Unfortunately they’re both terrible to each other. Always have been, likely always will be. Even in relatively stressless situations they end up at each other’s throats in seconds.
The family (not my wife) asked me to talk to my brother-in-law about this because nobody else could get through to him.
I totally agree I’m not the right person to get in the middle. There’s just nobody else willing or able to.
If this is the situation, I would not be so hard on yourself. It seems like there's a lot of history and emotional trauma that would need to be resolved before any progress would be feasible. If this is indeed the situation, getting your wife involved in the process could make it worse, not better. Imagine all the fights they'd have with so much on the line, when they'd have so many fights before when there wasn't much on the line. You just walked into an impossible situation and did your best. You probably would have done better if you were a sympathetic complete stranger with whom your brother-in-law had zero emotional history (and even if he had zero emotional history with you, he certainly had a lot with your wife and probably subconsciously viewed you as her proxy).

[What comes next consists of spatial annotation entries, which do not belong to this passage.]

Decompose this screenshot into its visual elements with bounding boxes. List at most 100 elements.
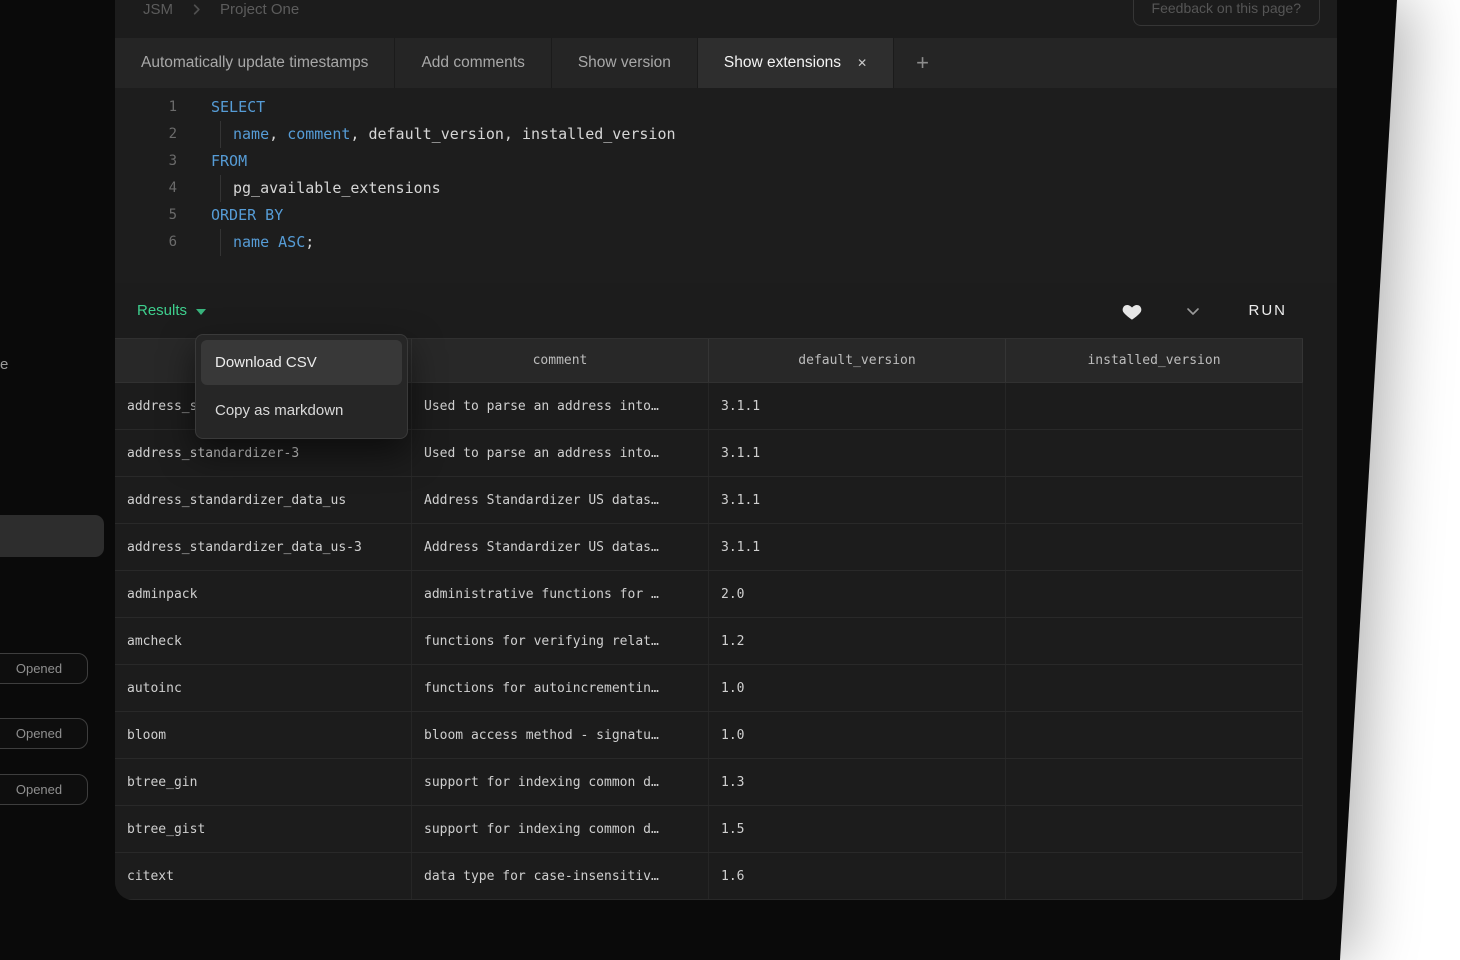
menu-item-copy-as-markdown[interactable]: Copy as markdown — [201, 388, 402, 433]
table-cell[interactable]: 1.5 — [709, 806, 1006, 852]
table-cell[interactable] — [1006, 430, 1303, 476]
table-row: autoincfunctions for autoincrementin…1.0 — [115, 665, 1303, 712]
table-cell[interactable]: 1.2 — [709, 618, 1006, 664]
table-cell[interactable]: address_standardizer_data_us — [115, 477, 412, 523]
table-cell[interactable]: data type for case-insensitiv… — [412, 853, 709, 899]
tab-automatically-update-timestamps[interactable]: Automatically update timestamps — [115, 38, 395, 88]
breadcrumb-chevron-icon — [189, 2, 204, 17]
table-row: adminpackadministrative functions for …2… — [115, 571, 1303, 618]
table-cell[interactable]: Used to parse an address into… — [412, 383, 709, 429]
window-header: JSM Project One Feedback on this page? — [115, 0, 1337, 38]
results-context-menu: Download CSVCopy as markdown — [195, 334, 408, 439]
table-cell[interactable]: autoinc — [115, 665, 412, 711]
sidebar-badges: Opened Opened Opened — [0, 0, 110, 960]
collapse-results-button[interactable] — [1185, 303, 1201, 319]
table-cell[interactable]: amcheck — [115, 618, 412, 664]
table-cell[interactable]: 3.1.1 — [709, 383, 1006, 429]
table-cell[interactable]: 1.0 — [709, 665, 1006, 711]
table-cell[interactable] — [1006, 618, 1303, 664]
table-cell[interactable]: address_standardizer_data_us-3 — [115, 524, 412, 570]
table-row: address_standardizer_data_us-3Address St… — [115, 524, 1303, 571]
table-row: amcheckfunctions for verifying relat…1.2 — [115, 618, 1303, 665]
results-bar: Results RUN — [115, 283, 1337, 338]
tab-label: Show version — [578, 54, 671, 72]
column-header-comment[interactable]: comment — [412, 339, 709, 382]
table-cell[interactable]: 2.0 — [709, 571, 1006, 617]
menu-item-download-csv[interactable]: Download CSV — [201, 340, 402, 385]
table-cell[interactable]: 3.1.1 — [709, 430, 1006, 476]
opened-badge[interactable]: Opened — [0, 718, 88, 749]
line-number: 1 — [115, 94, 186, 121]
code-line[interactable]: 6 name ASC; — [115, 229, 1337, 256]
tab-add-comments[interactable]: Add comments — [395, 38, 551, 88]
heart-icon — [1121, 301, 1143, 321]
table-cell[interactable]: 1.0 — [709, 712, 1006, 758]
table-cell[interactable] — [1006, 571, 1303, 617]
run-button[interactable]: RUN — [1243, 301, 1294, 320]
tab-label: Automatically update timestamps — [141, 54, 368, 72]
results-bar-actions: RUN — [1121, 301, 1294, 321]
table-cell[interactable] — [1006, 759, 1303, 805]
code-text: SELECT — [211, 94, 265, 121]
table-cell[interactable]: bloom access method - signatu… — [412, 712, 709, 758]
opened-badge[interactable]: Opened — [0, 653, 88, 684]
table-cell[interactable]: citext — [115, 853, 412, 899]
table-cell[interactable]: 3.1.1 — [709, 477, 1006, 523]
table-cell[interactable] — [1006, 383, 1303, 429]
code-text: FROM — [211, 148, 247, 175]
sql-editor[interactable]: 1 SELECT2name, comment, default_version, … — [115, 88, 1337, 283]
line-number: 2 — [115, 121, 186, 148]
table-cell[interactable]: 1.6 — [709, 853, 1006, 899]
table-cell[interactable] — [1006, 524, 1303, 570]
favorite-button[interactable] — [1121, 301, 1143, 321]
tab-show-extensions[interactable]: Show extensions ✕ — [698, 38, 894, 88]
table-cell[interactable]: Address Standardizer US datas… — [412, 477, 709, 523]
table-cell[interactable]: Used to parse an address into… — [412, 430, 709, 476]
line-number: 6 — [115, 229, 186, 256]
table-cell[interactable]: functions for autoincrementin… — [412, 665, 709, 711]
table-cell[interactable]: support for indexing common d… — [412, 759, 709, 805]
table-cell[interactable]: Address Standardizer US datas… — [412, 524, 709, 570]
code-line[interactable]: 1 SELECT — [115, 94, 1337, 121]
table-cell[interactable]: 3.1.1 — [709, 524, 1006, 570]
code-line[interactable]: 3FROM — [115, 148, 1337, 175]
tab-label: Show extensions — [724, 54, 841, 72]
table-row: btree_ginsupport for indexing common d…1… — [115, 759, 1303, 806]
chevron-down-icon — [1185, 303, 1201, 319]
table-cell[interactable] — [1006, 712, 1303, 758]
table-row: citextdata type for case-insensitiv…1.6 — [115, 853, 1303, 900]
close-tab-icon[interactable]: ✕ — [857, 56, 867, 70]
new-tab-button[interactable]: + — [894, 38, 951, 88]
tab-list: Automatically update timestamps Add comme… — [115, 38, 894, 88]
table-cell[interactable]: functions for verifying relat… — [412, 618, 709, 664]
tab-show-version[interactable]: Show version — [552, 38, 698, 88]
table-cell[interactable]: support for indexing common d… — [412, 806, 709, 852]
table-cell[interactable]: btree_gist — [115, 806, 412, 852]
table-cell[interactable] — [1006, 853, 1303, 899]
table-body: address_standardizerUsed to parse an add… — [115, 383, 1303, 900]
column-header-installed-version[interactable]: installed_version — [1006, 339, 1303, 382]
table-cell[interactable]: btree_gin — [115, 759, 412, 805]
table-row: address_standardizer_data_usAddress Stan… — [115, 477, 1303, 524]
feedback-button[interactable]: Feedback on this page? — [1133, 0, 1320, 26]
table-cell[interactable]: bloom — [115, 712, 412, 758]
opened-badge[interactable]: Opened — [0, 774, 88, 805]
line-number: 5 — [115, 202, 186, 229]
table-cell[interactable]: adminpack — [115, 571, 412, 617]
results-dropdown-label: Results — [137, 302, 187, 319]
column-header-default-version[interactable]: default_version — [709, 339, 1006, 382]
breadcrumb-project[interactable]: Project One — [220, 1, 299, 18]
table-cell[interactable] — [1006, 806, 1303, 852]
code-line[interactable]: 4pg_available_extensions — [115, 175, 1337, 202]
breadcrumb-org[interactable]: JSM — [143, 1, 173, 18]
code-line[interactable]: 2name, comment, default_version, install… — [115, 121, 1337, 148]
table-cell[interactable]: 1.3 — [709, 759, 1006, 805]
code-text: name ASC; — [211, 229, 314, 256]
results-dropdown[interactable]: Results — [137, 302, 206, 319]
code-line[interactable]: 5 ORDER BY — [115, 202, 1337, 229]
table-cell[interactable] — [1006, 665, 1303, 711]
breadcrumb: JSM Project One — [115, 0, 299, 18]
table-cell[interactable] — [1006, 477, 1303, 523]
table-cell[interactable]: administrative functions for … — [412, 571, 709, 617]
code-text: ORDER BY — [211, 202, 283, 229]
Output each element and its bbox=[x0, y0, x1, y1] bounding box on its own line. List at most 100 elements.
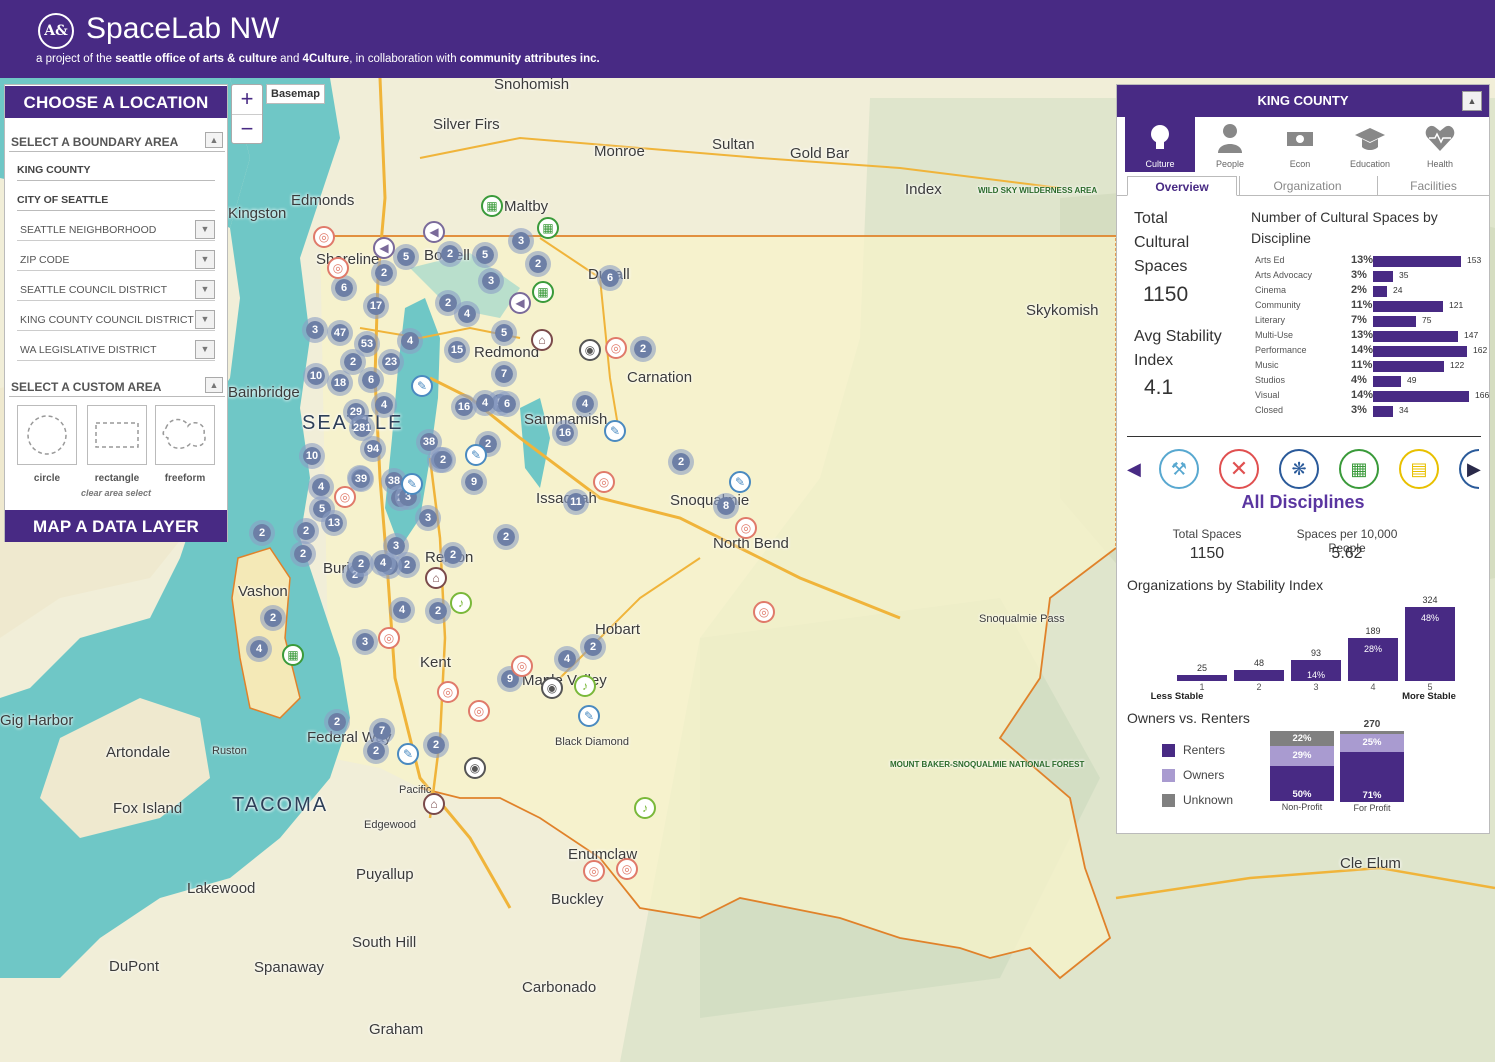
dropdown-seattle-neighborhood[interactable]: SEATTLE NEIGHBORHOOD ▼ bbox=[17, 219, 215, 241]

edit: Thinking about it, I think the only thing I'd be able to say in that situation is something like this, just be supporting, not judgmental, not trying to convince him about anything: "Hey man. I'm really sorry this is happening. I know that things are hard right now. If there's anything I can do to help you or the situation, let me know, and I'll do it. How are you yourself? Do you need to talk with anyone about how you're feeling? Let me know if I can help, I'll be right here, OK?"
> The family (not my wife) asked me to talk to my brother-in-law about this because nobody else could get through to him.
I am a stranger on the net but your first priority is your wife and your relationship with her. Be very cautious with demands from the family even if well meaning. Protect yourself and your relationship with your wife.
I second this comment. If the wife has not asked for the intervention, the first obvious question is, why not? That's something that needs to be cleared up with the wife before anything else is done.
When going through a similar event, I was able to find resources at the hospital that helped a lot. In life and death situations they often have patient advocates on staff. I was able to reach out and had a patient advocate, either a nurse practitioner or doctor, that helped sort out the communications. A lot of the stress came from doctors' reluctance to put things in simple terms. The patient advocate was able to basically come in and say, "Look, they can put a pacemaker in, but your loved one only has 12% heart function and is still dying." It was received differently than a family member saying it. After all, their job is to advocate for the best interest of the patient. Ours actually got pretty angry with the doctors for how things had been allowed to progress. Hospitals usually have grief counselors and social workers as well. Just getting the brother extra support might be enough to open him up.
If this is the background, then your failure with your brother in law was probably inevitable, but trying was important for maintaining and improving your relationship with the rest of the family.
If you had just said, "forget it, it won't work," and not tried, the outcome for your wife would be the same, but everyone else would also be mad that you didn't try.
> The family (not my wife) asked me to talk to my brother-in-law about this because nobody else could get through to him.
This is probably a central part of the problem: you're the worst person to have the conversation, and you were brought in because everyone else failed, so he was primed against the subject matter. You started in a hole you had no hope of digging out of.
> The family (not my wife) asked me to talk to my brother-in-law about this because nobody else could get through to him.
This is a very tough situation and I don't think it was any lack of skill on your part that made you unable to get through to your brother-in-law this time. I don't think the world's champion hostage negotiator could have done it on the first try.
I'm a little unclear on one aspect, though. You say your goal is to get your brother-in-law to allow your wife to talk to medical staff. But the family not your wife is asking you to talk to him? Yet they're not asking for anyone else, other than your wife, to be able to talk to medical staff? If there are aunts and uncles, presumably some of them are siblings of your father-in-law, as closely related as his children and with as much right to be involved in medical discussions as your wife has. Yet they're not trying to get themselves involved in the process? Only your wife?
(Also, as I commented elsewhere in the thread, if I were in your position, I would not want to take this on unless I was sure my wife was OK with it. I can totally see that she might just not want to have the discussion herself because of her history with her brother; I just would want to be sure that she was OK with what was being done.)
If there are aunts and uncles, presumably some of them are siblings of your father-in-law, as closely related as his children...
A technicality: Not sure in the USA, but over here that's not correct. Relation is measured in grades being those the basic parent-child "distance". So you're related in the first grade to your parents or children, but in the second grade to your siblings (1 grade distance from you to your parents, another one from your parents to them) so, unless the father in law has a living parent, no one is more closely related to him than his children.
So for lack of a better way of understanding, I would just ask a lawyer.
The family (not my wife) asked me to talk to my brother-in-law about this because nobody else could get through to him.
I totally agree I’m not the right person to get in the middle. There’s just nobody else willing or able to.